I have a question about the numerical approximation and the examples prof andrew gave. I don’t understand why we take J(w+epsilon)-J(w-epsilon) rather than J(w+epsilon)-J(w) because normally the derivative is defined mathematically as the limit of J(w+epsilon)-J(w)/epsilon (epsilon–>0). I think it makes more sense than J(w+epsilon)-J(w-epsilon)/2*epsilon,didn’t it?

It’s been a while since I watched these lectures, but I’m pretty sure Andrew comments on that in the lectures. It’s the difference between a “one sided” difference and a “two sided” difference.

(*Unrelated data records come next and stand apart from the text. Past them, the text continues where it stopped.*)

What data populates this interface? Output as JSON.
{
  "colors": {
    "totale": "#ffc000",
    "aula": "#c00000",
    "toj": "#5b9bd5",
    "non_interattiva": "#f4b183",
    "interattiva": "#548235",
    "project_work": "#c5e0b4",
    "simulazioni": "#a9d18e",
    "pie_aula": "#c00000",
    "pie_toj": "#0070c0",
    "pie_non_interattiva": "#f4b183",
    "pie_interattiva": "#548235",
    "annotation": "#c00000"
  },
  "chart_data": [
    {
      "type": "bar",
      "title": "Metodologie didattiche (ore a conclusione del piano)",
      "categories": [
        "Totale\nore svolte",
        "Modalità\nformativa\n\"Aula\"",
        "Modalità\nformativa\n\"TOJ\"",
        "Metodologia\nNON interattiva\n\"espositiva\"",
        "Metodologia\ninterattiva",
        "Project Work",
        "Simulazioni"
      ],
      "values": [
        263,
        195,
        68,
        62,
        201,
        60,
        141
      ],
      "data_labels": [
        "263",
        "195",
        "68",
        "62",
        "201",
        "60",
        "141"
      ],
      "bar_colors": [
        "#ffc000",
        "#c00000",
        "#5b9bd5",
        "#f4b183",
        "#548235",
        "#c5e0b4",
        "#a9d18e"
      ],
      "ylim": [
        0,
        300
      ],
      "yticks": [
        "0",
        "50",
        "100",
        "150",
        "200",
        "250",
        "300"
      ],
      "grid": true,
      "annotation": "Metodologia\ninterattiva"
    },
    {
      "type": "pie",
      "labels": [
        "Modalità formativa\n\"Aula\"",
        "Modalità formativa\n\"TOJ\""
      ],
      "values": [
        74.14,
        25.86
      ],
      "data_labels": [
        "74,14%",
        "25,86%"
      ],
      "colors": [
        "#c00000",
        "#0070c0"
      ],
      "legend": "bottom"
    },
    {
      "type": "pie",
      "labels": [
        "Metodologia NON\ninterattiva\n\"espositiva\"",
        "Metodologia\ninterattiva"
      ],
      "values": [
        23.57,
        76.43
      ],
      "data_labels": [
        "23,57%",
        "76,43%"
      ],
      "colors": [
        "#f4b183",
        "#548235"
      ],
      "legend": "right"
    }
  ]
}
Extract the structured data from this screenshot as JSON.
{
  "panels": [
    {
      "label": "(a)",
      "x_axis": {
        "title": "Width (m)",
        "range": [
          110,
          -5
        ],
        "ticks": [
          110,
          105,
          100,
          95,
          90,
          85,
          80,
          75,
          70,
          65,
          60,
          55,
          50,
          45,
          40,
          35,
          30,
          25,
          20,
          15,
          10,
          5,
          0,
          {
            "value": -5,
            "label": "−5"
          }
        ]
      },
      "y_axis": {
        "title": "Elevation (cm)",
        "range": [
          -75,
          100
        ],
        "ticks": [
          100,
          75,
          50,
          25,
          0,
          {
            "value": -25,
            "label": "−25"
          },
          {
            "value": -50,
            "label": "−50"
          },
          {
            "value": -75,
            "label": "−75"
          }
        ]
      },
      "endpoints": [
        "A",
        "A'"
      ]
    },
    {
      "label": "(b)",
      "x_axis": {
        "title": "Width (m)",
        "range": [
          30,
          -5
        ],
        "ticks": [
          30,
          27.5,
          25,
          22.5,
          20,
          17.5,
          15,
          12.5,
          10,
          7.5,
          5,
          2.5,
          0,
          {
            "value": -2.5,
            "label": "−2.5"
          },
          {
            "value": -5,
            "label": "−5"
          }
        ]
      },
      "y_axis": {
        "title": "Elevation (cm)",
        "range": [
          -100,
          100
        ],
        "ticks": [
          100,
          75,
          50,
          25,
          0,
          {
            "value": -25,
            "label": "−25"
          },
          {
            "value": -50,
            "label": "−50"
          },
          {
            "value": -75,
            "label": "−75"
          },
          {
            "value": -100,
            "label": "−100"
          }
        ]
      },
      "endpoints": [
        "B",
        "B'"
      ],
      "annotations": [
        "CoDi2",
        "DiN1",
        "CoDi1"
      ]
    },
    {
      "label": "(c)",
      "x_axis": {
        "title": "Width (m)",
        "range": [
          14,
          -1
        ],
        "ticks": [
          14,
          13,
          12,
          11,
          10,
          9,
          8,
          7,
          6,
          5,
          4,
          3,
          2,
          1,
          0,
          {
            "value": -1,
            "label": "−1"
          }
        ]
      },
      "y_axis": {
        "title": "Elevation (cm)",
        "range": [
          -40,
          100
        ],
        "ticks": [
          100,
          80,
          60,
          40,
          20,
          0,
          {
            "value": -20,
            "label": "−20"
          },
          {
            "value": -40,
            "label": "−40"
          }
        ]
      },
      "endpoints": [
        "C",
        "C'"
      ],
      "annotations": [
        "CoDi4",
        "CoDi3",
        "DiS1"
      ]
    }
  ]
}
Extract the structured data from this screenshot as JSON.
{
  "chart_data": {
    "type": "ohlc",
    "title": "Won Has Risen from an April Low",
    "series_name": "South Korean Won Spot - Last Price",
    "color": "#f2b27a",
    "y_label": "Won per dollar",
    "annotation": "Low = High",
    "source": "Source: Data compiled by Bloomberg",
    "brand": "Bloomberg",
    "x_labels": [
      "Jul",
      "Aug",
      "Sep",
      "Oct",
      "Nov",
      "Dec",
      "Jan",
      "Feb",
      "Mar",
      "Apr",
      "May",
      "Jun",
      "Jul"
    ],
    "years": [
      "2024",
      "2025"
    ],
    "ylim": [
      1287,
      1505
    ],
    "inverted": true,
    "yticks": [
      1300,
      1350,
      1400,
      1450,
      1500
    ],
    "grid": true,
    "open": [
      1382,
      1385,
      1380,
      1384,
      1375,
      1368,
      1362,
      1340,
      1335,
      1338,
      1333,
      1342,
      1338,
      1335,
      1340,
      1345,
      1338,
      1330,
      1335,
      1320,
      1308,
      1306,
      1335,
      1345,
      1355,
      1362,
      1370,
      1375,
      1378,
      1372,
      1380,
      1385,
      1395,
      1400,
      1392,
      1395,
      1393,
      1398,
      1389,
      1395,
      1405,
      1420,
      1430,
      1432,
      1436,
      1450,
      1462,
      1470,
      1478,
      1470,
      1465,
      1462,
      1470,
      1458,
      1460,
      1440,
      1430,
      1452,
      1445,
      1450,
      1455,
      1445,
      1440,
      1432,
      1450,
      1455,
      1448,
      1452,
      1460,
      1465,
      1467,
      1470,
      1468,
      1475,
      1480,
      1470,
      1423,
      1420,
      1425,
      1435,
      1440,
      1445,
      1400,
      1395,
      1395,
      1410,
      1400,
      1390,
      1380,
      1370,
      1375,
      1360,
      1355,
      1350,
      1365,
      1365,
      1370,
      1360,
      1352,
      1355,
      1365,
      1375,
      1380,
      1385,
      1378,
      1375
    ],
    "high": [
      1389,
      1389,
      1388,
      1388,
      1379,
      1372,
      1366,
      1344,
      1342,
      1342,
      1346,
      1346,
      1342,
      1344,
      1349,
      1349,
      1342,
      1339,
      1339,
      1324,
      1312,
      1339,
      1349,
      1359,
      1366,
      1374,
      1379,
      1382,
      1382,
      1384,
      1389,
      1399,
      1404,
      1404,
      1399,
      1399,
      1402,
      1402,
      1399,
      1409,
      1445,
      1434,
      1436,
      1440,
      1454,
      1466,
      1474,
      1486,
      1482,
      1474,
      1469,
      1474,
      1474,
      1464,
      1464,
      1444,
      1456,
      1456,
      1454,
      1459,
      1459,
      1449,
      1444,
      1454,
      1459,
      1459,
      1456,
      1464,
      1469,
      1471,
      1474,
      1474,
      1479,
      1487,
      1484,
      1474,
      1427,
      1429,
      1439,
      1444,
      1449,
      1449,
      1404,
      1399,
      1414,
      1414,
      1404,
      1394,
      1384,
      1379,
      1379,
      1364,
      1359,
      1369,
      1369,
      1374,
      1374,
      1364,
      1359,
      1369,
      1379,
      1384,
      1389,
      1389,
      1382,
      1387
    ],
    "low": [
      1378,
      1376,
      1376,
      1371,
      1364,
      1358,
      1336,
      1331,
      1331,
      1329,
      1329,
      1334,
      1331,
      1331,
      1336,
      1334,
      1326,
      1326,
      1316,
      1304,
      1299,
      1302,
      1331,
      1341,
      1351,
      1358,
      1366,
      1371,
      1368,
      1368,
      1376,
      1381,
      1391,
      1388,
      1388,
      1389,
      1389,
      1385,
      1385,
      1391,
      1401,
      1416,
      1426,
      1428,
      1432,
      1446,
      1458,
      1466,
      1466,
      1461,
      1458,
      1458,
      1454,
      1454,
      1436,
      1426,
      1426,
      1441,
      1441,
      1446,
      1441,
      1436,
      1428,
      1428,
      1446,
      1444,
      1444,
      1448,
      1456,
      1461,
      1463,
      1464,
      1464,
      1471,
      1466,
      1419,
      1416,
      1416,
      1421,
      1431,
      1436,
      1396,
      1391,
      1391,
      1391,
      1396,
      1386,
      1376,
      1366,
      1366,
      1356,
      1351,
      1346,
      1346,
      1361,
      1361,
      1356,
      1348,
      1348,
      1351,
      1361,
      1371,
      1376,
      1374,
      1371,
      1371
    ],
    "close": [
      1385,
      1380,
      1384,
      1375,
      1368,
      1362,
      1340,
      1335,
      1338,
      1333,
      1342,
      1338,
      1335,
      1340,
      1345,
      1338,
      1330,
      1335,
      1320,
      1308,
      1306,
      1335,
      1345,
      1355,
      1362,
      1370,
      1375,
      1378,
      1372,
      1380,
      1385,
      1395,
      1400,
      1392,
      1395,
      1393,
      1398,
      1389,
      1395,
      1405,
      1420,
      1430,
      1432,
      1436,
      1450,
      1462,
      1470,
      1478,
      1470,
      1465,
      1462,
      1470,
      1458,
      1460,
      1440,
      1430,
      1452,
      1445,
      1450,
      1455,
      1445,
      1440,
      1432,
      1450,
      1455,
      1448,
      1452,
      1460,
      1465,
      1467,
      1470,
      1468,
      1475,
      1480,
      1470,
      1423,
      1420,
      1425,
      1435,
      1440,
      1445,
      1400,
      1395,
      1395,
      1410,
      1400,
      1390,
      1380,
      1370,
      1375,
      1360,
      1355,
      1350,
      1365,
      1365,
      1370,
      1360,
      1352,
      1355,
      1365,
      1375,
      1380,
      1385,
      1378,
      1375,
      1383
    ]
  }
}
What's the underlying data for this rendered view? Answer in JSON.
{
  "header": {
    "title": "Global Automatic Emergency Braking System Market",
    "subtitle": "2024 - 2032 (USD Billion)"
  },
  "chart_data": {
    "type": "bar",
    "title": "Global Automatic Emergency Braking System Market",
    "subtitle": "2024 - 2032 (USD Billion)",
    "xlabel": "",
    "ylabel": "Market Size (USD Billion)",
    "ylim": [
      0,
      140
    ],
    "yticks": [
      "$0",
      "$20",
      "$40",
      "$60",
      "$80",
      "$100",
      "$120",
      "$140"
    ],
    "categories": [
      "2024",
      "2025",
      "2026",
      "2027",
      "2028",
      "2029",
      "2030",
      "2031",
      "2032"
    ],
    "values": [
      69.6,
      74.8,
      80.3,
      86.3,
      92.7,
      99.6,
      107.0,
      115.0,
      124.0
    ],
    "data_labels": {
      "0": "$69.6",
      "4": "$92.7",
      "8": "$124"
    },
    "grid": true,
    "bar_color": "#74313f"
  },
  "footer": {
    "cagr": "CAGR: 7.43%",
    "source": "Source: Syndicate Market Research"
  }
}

When we are doing “real” calculus using \mathbb{R} and are taking limits as \Delta x \rightarrow 0, we don’t really have to worry because we have infinite resolution. But when we’re operating in the limited world of 64 bit floating point and have literally only 2^{64} numbers that we can represent between -\infty and +\infty, then we have to worry about this. It just turns out that when you are estimating derivatives with finite differences, the two sided differences give you better convergence behavior. This turns out to matter a lot, because packages like TF and PyTorch use numerical approximation of gradients extensively, so this behavior has been studied carefully.

Here’s a thread with a relevant question from a different course, but which shows some experiments that demonstrate the behavior. You can probably also find articles on Wolfram or MathWorks by googling “two-sided difference”.

Got it, thank you !

Yes, Prof Ng does discuss this point starting about about 1:30 in the first lecture on this in DLS C2 W1.